Пожалуй, вот именно это, последнее, а именно: бесстрашие мадемуазель Катрин – занимало Даню больше всего.
Дело в том, что… он никак не мог поверить в это бесстрашие. Уют и скромное благополучие, которые он видел вокруг, были ему чрезвычайно симпатичны, и даже некоторая скука окружающего мира нисколько его не раздражала, и он любил одиночество; и то, что весь этот французский мир был прохладно-спокоен по отношению к нему, к его делам, его глубоко устраивало, верней, стало устраивать через некоторое время после встречи с Мари. Но… ему почему-то постоянно казалось, что здешние люди что-то скрывают. Скрывают истово, планомерно.
Он тщательно искал проявления хоть какого-то страха или какой-то боли, несоразмерности, неправильности – и не находил. И в бедных пригородах, где дороги были покрыты угольным шлаком или песком, где слышались из домов пьяные голоса, пахло грязью и лица женщин порой бывали грустны и несчастны, а дети играли прямо на улице, – и тут он в конечном счете обнаруживал всю ту же европейскую соразмерность, соответствие всего всему.
Даже бедность казалась тут уютной и открытой. Нигде не было неизвестности.
Единственным исключением оставалась Мари.
У нее была тайная жизнь, у нее были страхи, у нее была отчаянная жажда неизвестности.
Ее тайной жизнью стал он, Даня. Странно, но в этом маленьком городке никому не было дела до того, с кем она ходит по горам. Она здесь росла чужой, и никто не обращал на нее внимания. Тем не менее Мари тщательно соблюдала конспирацию. Добившись от родителей разрешения на свои одинокие прогулки, прочертив маршруты, обозначив часы, она шла навстречу Дане, буквально дрожа от страха. Встречались они, конечно же, не в городе, а у какой-нибудь дорожной развилки или одиноко торчащего дерева. Добираясь до условленного места, Мари переживала страшные муки – ей казалось, что ее увидят и разоблачат, что Даня не придет, что на нее нападет корова или бородатый, плохо пахнущий мужчина (последний психический фантом, впрочем, вызывал у нее противоречивые чувства), но когда все опять складывалось так, как задумано, она просто полыхала от счастья!

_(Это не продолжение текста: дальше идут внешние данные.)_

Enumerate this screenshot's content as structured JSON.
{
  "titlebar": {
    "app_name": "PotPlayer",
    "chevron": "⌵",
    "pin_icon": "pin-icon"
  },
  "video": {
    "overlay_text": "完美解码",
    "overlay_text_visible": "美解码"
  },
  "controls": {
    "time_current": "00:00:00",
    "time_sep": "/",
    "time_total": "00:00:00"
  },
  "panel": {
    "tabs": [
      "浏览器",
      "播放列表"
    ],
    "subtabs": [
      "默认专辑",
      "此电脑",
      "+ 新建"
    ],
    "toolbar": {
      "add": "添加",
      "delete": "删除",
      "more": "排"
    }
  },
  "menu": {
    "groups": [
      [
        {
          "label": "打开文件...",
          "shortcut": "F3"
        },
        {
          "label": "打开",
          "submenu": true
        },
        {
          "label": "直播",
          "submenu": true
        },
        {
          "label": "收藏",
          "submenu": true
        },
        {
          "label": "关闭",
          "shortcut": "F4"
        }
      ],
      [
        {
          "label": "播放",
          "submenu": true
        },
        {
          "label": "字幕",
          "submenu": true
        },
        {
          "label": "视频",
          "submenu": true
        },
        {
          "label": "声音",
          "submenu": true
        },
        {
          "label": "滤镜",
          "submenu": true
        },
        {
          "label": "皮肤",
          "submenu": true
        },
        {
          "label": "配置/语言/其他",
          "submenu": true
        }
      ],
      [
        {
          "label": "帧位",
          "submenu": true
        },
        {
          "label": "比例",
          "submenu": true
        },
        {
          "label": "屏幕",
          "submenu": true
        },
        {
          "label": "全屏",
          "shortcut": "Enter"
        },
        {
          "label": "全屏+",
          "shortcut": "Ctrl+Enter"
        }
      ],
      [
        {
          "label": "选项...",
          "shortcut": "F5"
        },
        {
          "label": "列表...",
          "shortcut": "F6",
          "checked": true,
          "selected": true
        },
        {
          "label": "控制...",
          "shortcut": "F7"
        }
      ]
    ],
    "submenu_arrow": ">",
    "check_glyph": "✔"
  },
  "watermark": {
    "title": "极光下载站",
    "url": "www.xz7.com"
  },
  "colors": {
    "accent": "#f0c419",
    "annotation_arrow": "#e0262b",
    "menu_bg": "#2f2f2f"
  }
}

Это было именно то, чего она хотела: страх, неизвестность, приключение, победа! Кровь настолько ударяла ей в голову, что она первые несколько минут ничего не соображала и хохотала в ответ на каждое его слово.
Даня просил, чтобы она познакомила его с родителями.
– Да они же сразу догадаются! – кричала она. – Ты дурак? Они сразу поймут, куда я ухожу из дому, они нас выследят и поймают, тебя будут подозревать в самом плохом! И выгонят из твоего колледжа, мой папа – знаменитый человек, он промышленник!
– А почему, интересно, меня будут подозревать в самом плохом? – удивлялся Даня. – Может, это тебя будут подозревать в самом плохом?
Иногда она делала так: ложилась на подстилку, раскидывала руки, раздвигала ноги, превращая свое тело в подобие анатомического рисунка Леонардо, и начинала говорить вещи, которые Даня не всегда до конца понимал:
– Ты знаешь, я могу умереть от счастья, когда солнце вот так светит, но при этом я постоянно думаю: а если оно когда-нибудь разозлится и спалит нас всех? Ты никогда не испытываешь такого чувства?
– Нет, – отвечал Даня, сидя рядом и стараясь не смотреть на нее.